In the afternoon I went into Khobar to shop.  I was very crowded....the King has arrived back in the Kingdom after a lengthy absence due to his health.  So everyone was out celebrating his return....oh and did I mention - we get an extra day off on Saturday!!!  He called a special holiday!!  Anyway, it was the first reality that I am in a very different place.  On the main street it looks sort of like Vegas.  Lots and lots of shopping malls and stores, palm trees, desert plants, parks, fountains…etc.   But once you go behind that it is full of rubble and trash…..not really what I expected.  The shops are full of stuff – everything from household goods to fabric, carpets, and gold.  I bought an electric kettle and a dish drainer – and I was a very happy girl!!!!  We opted to get out of the main area because there were a lot of people gathering and there is definitely tension between some of the Saudis and people from the West.  We went to the mall instead and had dinner at Chilis : )  Yes, just like in the States….the ultimate nachos tasted exactly the same.  But the margaritas are non-alcohol of course.  Very interesting – many tables have a privacy curtain around them to allow the women to eat with their veils off…and since we arrived just as prayer began we could be seated but had to wait until after prayer to put in our order.  Prayer times are very important to know because you will not be served in a restaurant and most likely will have to leave the stores during prayer.  The prayer scheduled is published daily and the prayers are called on a loud speaker system – even in the compound.

Today, I went to church with a new friend and her husband.  They are from Canada and have been here over 10 years.  The husband works in research and development and the wife is a pharmacist.  The church is a non-denominational church and is somewhat like Grace Chapel at home (meeting in the gym of a school).  It was really great!!  The music was a mix of old hymns, praise/worship, and a medley sung by a group of South African nurses in their native language!  Very cool….there were people from US, Europe, UK, South Africa, Philippines, Australia/New Zealand, and all places in between worshiping together!!  We were even greeted by the Saudi security guard.  This is only possible in Aramco because of an agreement made many years ago between the Aramco president and the Saudi King (at that time) and it continues to be honored.  No other compounds have Christian churches that meet. I am looking forward to getting involved and making friends.  After church I had a lovely pancake breakfast at a friend's home – the highlight of which was learning about frankincense, myrrh, and sandalwood as we burned them on the patio.

I also went to the library and the movies – the library is great!  Lots of western books, CDs, and DVDs that can be checked out for free.  Also, every western magazine you can think of.  I have been told they are censored but I didn’t see that in any of the ones I looked through.  I checked out a couple of books and 2 DVDs – but there is nothing to risqué….The movie theatre is the only one in the country….the film was “ You Again” and it was very funny – and not censored at all that I could tell.  The cost was 1.25US and they even have popcorn!!

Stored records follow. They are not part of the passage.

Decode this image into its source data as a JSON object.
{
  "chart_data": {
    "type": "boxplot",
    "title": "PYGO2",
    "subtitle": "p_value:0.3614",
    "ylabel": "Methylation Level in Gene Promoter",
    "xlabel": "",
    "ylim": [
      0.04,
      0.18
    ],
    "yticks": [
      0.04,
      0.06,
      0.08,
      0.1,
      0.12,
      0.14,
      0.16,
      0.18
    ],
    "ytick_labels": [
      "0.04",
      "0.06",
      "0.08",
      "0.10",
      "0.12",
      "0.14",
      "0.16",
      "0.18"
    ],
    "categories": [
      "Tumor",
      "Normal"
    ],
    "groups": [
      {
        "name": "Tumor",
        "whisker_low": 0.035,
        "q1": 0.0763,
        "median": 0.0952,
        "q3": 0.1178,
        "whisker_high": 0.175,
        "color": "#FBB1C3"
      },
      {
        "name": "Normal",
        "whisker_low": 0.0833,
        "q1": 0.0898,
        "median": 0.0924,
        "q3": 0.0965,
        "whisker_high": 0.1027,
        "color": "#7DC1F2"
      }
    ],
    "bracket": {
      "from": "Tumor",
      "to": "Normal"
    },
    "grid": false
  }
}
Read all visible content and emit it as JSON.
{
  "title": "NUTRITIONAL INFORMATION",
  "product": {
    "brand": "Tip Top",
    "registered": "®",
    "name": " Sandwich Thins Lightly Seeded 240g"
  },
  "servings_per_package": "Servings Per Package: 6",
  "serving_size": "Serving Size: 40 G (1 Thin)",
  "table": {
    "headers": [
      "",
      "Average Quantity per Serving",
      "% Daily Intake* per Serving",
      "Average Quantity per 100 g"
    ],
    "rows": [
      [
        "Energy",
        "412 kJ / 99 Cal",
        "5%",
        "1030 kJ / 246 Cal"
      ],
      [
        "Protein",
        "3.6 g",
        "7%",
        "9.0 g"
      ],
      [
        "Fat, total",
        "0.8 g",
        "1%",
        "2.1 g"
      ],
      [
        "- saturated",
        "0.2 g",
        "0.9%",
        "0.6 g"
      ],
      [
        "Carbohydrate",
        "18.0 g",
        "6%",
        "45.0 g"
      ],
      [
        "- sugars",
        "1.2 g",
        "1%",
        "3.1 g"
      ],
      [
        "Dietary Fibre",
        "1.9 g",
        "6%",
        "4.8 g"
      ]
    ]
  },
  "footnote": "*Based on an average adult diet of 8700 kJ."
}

This is an amazing place – full of things that make absolutely no sense: like the cab driver that just drives the wrong way up the street to take us where we want to go, or the fact there are no traffic laws or speed limits (or so it seems), giving the mobile phone salesman my co-workers Iqama number so I can get a phone (at his suggestion!), following the 3 males in my orientation into the waiting room at the clinic and then being told I have to move to the female waiting area that is fully enclosed so I can’t be seen, taking a abeya to Khobar and putting it on over my crop pants and top  so I comply with the accepted dress code, camel rides in front of the grocery store…I could go on and on…..and I will – later!

For now, I am going to enjoy the King’s holiday of an extra day off tomorrow.